Transformer is the first full-length album released by In the Verse, a Wisconsin-based Christian rock band. There are so many things in this life that can bring us down and pull us away from God. We need the transforming power of God’s love to bring us back, and the band speaks of that power with these songs.
The record kicks off with “Compassion,” the cool synth dancing through varied arpeggios, joined a moment later by a solid rhythm guitar. Laced throughout the song are subtle string parts, blending perfectly with the guitars. “Compassion” includes a very cool breakdown, featuring wicked drumming by Devin Schumski and an impressive piano solo. This song cries out to God, admitting that we would be lost without His selfless compassion and grace, and expressing a desire to extend that grace to others.
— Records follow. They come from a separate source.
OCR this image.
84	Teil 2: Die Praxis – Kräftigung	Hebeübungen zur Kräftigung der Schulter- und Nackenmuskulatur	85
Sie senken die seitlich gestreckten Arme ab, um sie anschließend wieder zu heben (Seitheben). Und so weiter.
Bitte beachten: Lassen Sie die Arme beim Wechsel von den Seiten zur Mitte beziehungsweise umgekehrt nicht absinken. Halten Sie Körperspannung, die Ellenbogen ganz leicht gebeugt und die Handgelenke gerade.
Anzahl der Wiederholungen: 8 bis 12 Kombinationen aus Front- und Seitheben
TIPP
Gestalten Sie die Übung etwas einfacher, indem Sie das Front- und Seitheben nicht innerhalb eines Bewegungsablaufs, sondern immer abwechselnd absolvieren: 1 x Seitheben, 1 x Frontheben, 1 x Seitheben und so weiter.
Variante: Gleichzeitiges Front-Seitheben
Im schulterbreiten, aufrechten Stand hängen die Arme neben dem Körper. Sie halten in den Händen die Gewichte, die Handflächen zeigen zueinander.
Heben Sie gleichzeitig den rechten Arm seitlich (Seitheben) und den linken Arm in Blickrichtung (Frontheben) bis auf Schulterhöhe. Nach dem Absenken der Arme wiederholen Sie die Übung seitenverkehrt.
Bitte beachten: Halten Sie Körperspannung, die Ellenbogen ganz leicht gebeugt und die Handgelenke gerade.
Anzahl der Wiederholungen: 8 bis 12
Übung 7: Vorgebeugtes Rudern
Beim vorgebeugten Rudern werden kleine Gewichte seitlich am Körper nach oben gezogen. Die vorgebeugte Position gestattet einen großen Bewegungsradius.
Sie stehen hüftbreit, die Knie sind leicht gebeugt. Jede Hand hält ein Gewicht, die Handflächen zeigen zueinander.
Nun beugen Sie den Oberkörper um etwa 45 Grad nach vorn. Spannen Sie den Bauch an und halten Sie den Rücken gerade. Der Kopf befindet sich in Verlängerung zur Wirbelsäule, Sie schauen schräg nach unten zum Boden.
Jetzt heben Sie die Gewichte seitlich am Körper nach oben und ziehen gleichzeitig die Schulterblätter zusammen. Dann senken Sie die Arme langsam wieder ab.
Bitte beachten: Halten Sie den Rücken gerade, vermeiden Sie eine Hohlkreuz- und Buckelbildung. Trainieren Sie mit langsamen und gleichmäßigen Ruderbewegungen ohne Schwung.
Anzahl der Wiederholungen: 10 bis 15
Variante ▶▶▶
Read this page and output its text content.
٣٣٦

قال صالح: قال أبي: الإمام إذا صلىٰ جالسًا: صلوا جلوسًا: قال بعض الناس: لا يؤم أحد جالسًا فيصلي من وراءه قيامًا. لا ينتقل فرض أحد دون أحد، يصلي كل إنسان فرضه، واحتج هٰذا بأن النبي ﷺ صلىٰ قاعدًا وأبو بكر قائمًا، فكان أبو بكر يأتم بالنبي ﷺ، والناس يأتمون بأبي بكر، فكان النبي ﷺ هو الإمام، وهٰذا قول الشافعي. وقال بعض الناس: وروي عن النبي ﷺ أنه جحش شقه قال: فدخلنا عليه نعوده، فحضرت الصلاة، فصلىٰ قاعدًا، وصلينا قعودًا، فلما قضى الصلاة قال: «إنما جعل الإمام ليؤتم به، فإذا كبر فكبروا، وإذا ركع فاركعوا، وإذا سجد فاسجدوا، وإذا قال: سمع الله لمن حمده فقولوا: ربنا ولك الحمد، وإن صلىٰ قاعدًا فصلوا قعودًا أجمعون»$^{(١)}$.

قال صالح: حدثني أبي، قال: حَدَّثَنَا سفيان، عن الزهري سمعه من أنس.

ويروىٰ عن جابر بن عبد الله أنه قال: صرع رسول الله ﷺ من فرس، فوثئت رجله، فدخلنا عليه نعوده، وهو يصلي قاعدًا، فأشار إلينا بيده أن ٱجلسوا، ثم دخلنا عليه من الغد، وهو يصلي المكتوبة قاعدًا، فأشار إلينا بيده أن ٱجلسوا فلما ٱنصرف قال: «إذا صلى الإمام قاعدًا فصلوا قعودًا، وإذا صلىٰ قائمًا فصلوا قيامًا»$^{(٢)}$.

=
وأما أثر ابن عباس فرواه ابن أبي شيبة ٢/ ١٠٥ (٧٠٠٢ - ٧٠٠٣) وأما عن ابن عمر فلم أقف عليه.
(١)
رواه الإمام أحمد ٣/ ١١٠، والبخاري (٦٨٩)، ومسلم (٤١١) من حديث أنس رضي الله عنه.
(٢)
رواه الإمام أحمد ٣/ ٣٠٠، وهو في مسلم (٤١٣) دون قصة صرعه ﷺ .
Chris Cerfus gets to show off his keyboard skills on “Already Are.” The song begins with an intriguing, cascading piano solo that continues throughout the song, imparting forward momentum. Noah Hulbert’s guitar solo soars expertly over the band, with a slightly different rhythmic feel, adding to the musical complexity. “Already Are” describes the sadness over a once-close friend falling away from their relationship with God. Next up is “Shatter to Pieces,” an excellent choice for the band’s first single. The driving guitar and solo by Dave Hanson gives the song an exciting energy, drawing the listener in. Noah’s vocals are on point, passionately imploring listeners to turn to God before the stress of this life causes them to shatter to pieces, and reminding them that He will never leave nor forsake them.
“Your Sacrifice” is another solid rock track, opening with a catchy guitar hook. It sings of the appreciation for the sacrifice that Christ made, with incredible lyrics such as: “Your sacrifice is the key on which eternal life depends.” Title song “Transformer” is a bit more of a mid-tempo song, with a chorus that one can’t help but sing along to. The atmospheric synth during the verse adds a cool, mysterious element. “Transformer” is about God’s power to transform and revive a cold heart full of hatred.
The record continues with “Final Days,” which features the strings a bit more prominently, as well as a softer, piano-led bridge, before the heavy guitars kick back in. Final track “Afterlife” ends the record on a high note, with imaginative lyrics and thrilling music. Of course, no one on this side of eternity can fathom what Heaven will be like, but “Afterlife” does a fine job of dreaming and exploring the possibilities, such as sliding in one’s socks “down never ending streets of gold.” “Afterlife” also allows Noah to show off the strength and range of his voice.
Overall, Transformer is a thoroughly enjoyable rock record, not terribly heavy, perhaps allowing it to appeal to a broader audience. The creative lyrics are very well-written, conveying the depth of meaning behind the band’s mission to reach the lost and hurting of this crazy world. And they are sure to achieve that goal with this record.